RA logo Radiocommunications Agency
EMC Awareness

Software immunity

What this technique is used for

Hardware techniques are not the only method for improving the electromagnetic immunity of digital products. Software also has a part to play. Standard techniques of error checking and correction, and data validation, should be used wherever possible. Over and above this, there are certain other approaches which software designers can employ. The most important point to remember is that hardware does not always do what the software has programmed it to do: interference can make it behave differently, and a good software design will take this into account and be able to catch errors before they cause serious effects on the equipment operation.

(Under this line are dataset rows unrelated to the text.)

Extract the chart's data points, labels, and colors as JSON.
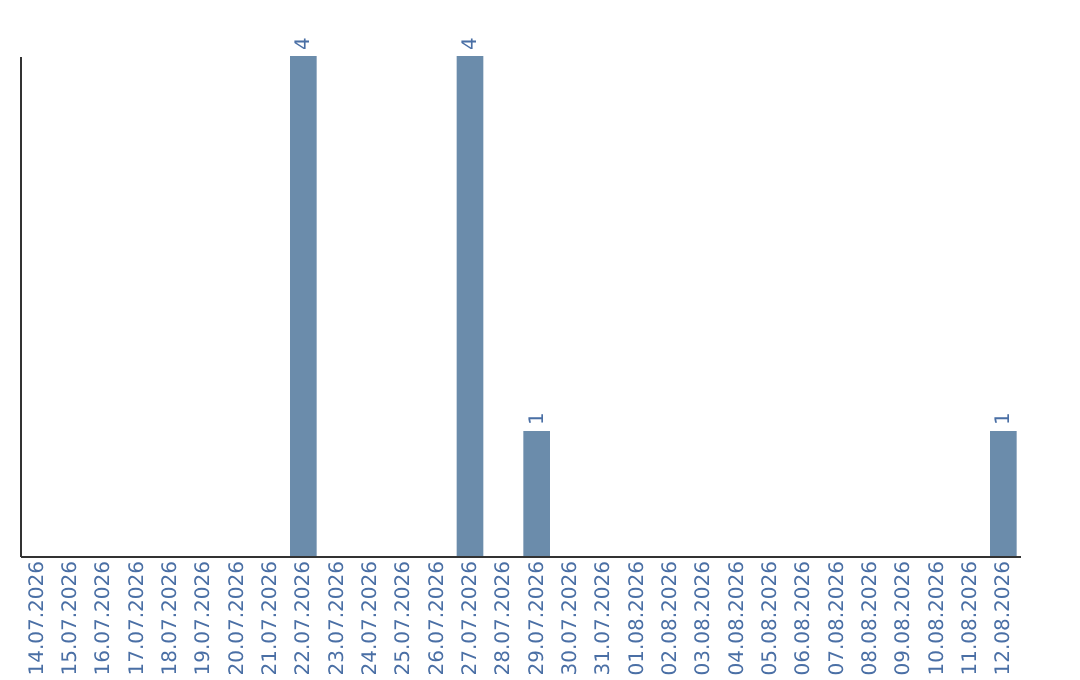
{
  "chart_data": {
    "type": "bar",
    "categories": [
      "14.07.2026",
      "15.07.2026",
      "16.07.2026",
      "17.07.2026",
      "18.07.2026",
      "19.07.2026",
      "20.07.2026",
      "21.07.2026",
      "22.07.2026",
      "23.07.2026",
      "24.07.2026",
      "25.07.2026",
      "26.07.2026",
      "27.07.2026",
      "28.07.2026",
      "29.07.2026",
      "30.07.2026",
      "31.07.2026",
      "01.08.2026",
      "02.08.2026",
      "03.08.2026",
      "04.08.2026",
      "05.08.2026",
      "06.08.2026",
      "07.08.2026",
      "08.08.2026",
      "09.08.2026",
      "10.08.2026",
      "11.08.2026",
      "12.08.2026"
    ],
    "values": [
      0,
      0,
      0,
      0,
      0,
      0,
      0,
      0,
      4,
      0,
      0,
      0,
      0,
      4,
      0,
      1,
      0,
      0,
      0,
      0,
      0,
      0,
      0,
      0,
      0,
      0,
      0,
      0,
      0,
      1
    ],
    "value_labels": [
      null,
      null,
      null,
      null,
      null,
      null,
      null,
      null,
      "4",
      null,
      null,
      null,
      null,
      "4",
      null,
      "1",
      null,
      null,
      null,
      null,
      null,
      null,
      null,
      null,
      null,
      null,
      null,
      null,
      null,
      "1"
    ],
    "color": "#6b8cab",
    "tick_labels": "x",
    "grid": false
  }
}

How this technique is used

The techniques used within the software fall under a range of headings:

type-check and range-check all input data: set known limits on the values that enter as digital input to the software and reject anything that lies outside those limits
sample input data several times and either average it, for analogue data, or validate it, for digital data: using a reasonably fast polling rate for logic inputs and ignoring data until it has settled will make digital inputs blind to fast transient bursts or surges
incorporate parity checking and data checksums in all data transmission
protect data blocks in volatile memory with error detecting and correcting algorithms, for instance checksums on critical data tables; implement write locking on non-volatile memory, and use a COPY-MODIFY-STORE-ERASE sequence to prevent critical data from being corrupted if the processor crashes in the middle of a write sequence
wherever possible rely on level- rather than edge-triggered interrupts, since these will be less sensitive to transient noise and ESD; monitor the stack pointer for overflow, as a burst of noise on an interrupt input could cause such an occurrence
periodically re-initialize programmable interface devices, especially I/O port registers – don’t assume that a programmable device, once programmed, always stays that way
incorporate token passing in subroutine calls, so that critical subroutines can check the authority of the calling routine
fill unused program memory with instructions which will cause a predictable sequence of events if they are accessed in error
implement a watchdog: if the processor crashes after all the above precautions are taken, this will at least arrange that it restarts gracefully.

Key issues in employing this technique

Some means of disabling many of the above software error-checking routines is necessary when you are testing equipment against interference, as otherwise the true performance of the hardware design cannot be assessed.

Not all microprocessor faults are due to interference. Other sources are intermittent connections, marginal hardware design, software bugs, meta-stability of asynchronous circuits, and so forth.